Но он все равно засветится, а значит – достаточно отчаянная голова. Панама же – знак, подтверждение серьезности будущих торгов…
Рокотов на месте Ясеневского предпочел бы подождать звонка с выгодным предложением. Позвонят не на Литейный, позвонят в Пулково. Измененным голосом потребуют встречи…
Может быть, срубить деньжат хочет сам исполнитель убийства?..
В этом разрезе Рокотову все отчетливее представлялся Коротаев. Подбросить панаму, срубить деньжат, да собрать компромат на доброго, беспечного шефа… и в чем компромат?
Тут снова на первый план выступали звезды.
Катаклизм в Северо-Западном регионе.
Влад плюнул с досады и попросил водителя остановить маршрутку, которых в Зеленогорске тьма-тьмущая, и проезжают как раз неподалеку от пригорка с особняком Касьяна Михайловича.
Еще в салоне, глядя в оконное стекло, он видел, что без парика и усов, в футболке, он разительным образом переменился. Теперь, пожалуй, и лично Андрей Васильевич Коротаев при беглом взгляде не сделал бы стойку на господина Лошакова.
Который, между прочим, уже поменял свою лошадиную фамилию на более стыдную: Меринцев, специально себе в наказание, хотя изначально шутил, подбирая себе псевдонимы для прикрытия документов.
Правда, у Рокотова было еще некоторое количество «корочек» на фамилии более благородные.
Некоему Меринцеву предстояло обойти окрестности и побеседовать с богатеями, которые строились не щадя животов строителей и заботливо выпестывая собственные.
«Откуда эти безграмотные представления о средневековом стиле и почему его у нас предпочитают?» – не уставлял удивляться Влад.
Почему остроконечные башни с бойницами – или здесь прослеживается какой-то намек на Кремль? Да, не без этого – скорее всего…
Амбиции, господа. Примитивные, жалкие амбиции. Брюхоногие.
* * *
Палимый безжалостным солнцем, господин Юрий Владленович Меринцев изучил четыре садоводства. Он понял, что хлеб сотрудников австрийской фирмы горек – занимайся она тем, что декларировала.
Это уличная торговля для богатых и капризных клиентов.

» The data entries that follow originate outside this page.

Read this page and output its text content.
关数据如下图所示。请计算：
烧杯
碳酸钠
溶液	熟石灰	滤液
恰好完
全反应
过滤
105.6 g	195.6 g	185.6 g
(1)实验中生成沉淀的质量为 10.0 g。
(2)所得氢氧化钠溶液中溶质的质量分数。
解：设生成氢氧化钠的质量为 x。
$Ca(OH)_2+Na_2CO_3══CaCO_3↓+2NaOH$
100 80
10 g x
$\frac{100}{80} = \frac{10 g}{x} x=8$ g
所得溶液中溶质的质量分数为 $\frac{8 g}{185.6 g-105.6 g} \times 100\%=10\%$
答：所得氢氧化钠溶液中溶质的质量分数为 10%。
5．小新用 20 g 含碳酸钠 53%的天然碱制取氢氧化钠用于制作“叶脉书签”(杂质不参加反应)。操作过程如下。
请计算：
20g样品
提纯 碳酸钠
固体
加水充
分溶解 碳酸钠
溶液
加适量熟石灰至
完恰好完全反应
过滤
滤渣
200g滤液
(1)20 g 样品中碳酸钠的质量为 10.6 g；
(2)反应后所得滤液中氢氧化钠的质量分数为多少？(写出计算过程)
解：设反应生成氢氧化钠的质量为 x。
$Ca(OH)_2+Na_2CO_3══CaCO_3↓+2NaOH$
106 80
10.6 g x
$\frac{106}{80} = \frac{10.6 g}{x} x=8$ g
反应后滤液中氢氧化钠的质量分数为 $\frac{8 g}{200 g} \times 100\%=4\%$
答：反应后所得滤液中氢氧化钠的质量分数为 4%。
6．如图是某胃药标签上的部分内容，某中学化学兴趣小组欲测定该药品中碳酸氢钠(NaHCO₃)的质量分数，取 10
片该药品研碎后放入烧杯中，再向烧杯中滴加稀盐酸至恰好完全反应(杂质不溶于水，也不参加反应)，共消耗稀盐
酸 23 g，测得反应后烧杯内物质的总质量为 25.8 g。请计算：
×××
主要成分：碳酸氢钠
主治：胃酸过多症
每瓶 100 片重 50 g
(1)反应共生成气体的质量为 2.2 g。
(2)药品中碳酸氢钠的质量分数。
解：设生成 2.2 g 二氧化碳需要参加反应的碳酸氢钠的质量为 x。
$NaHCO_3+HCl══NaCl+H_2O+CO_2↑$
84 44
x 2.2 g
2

Пару раз на Рокотова спускали собак, в трех местах не открыли вообще: там не строили, а больше праздновали факт затянувшегося и, вероятно, бесконечного строительства: шашлыки, хрипатая музыка и почему-то самогон вместо «Русского Стандарта» – Влад успел приметить эту деталь.
В других местах его принимали более или менее любезно.
Нет, никого не интересовали чудесные винтовые лестницы.
Венские стулья, белые рояли, полотнища фламандских мастеров – все это лишь навевало скуку на собеседников. И Рокотов заговорил о соседях, избрав единственный правильный путь.
О соседях говорили так охотно и до того живописно, что Влад не успевал запоминать информацию.
Записывать это было бы странно, а потому он незаметно включил диктофон мобилки да задействовал свой собственный мозговой процессор на полную мощность, оба ядра, и впитывал сведения, которые ему передавали либо раскатисто, чтобы слышно было всему поселку, либо чуть слышно, из-под косынки.
Оказалось, что данная местность кишмя кишит жуликами.
Да, Юрий Владленович.
Как это ни печально.
Это заповедник.
Рассадник заразы.
Досадно до слез.
«Лепрозорий», – в очередной раз вспомнил и усмехнулся Рокотов.
– Так местность уж больно притягивает, – одновременно и льстил он, и побуждал продолжать рассказывать.
Итак, слева проживала обыкновенная братва. Какая-то группировка из далекой провинции. Пьют, не просыхая, уже полтора месяца, некоторых уже загребли по новой… Кому-то в очередной раз проломили бритую голову…
Справа окопались расхитители из сферы торговли, вон тот тип заведует тремя жалкими ларьками – откуда тогда у него подземный гараж размером с приличный мотель?
Прямо по курсу строится генерал. Рокотов видит солдат? Видит. Они отбывают воинскую повинность? Они справляют генеральскую нужду…
С этим Влад не мог поспорить и постарался хорошенько запомнить и номера военных грузовиков, и распаренные лица отцов-командиров.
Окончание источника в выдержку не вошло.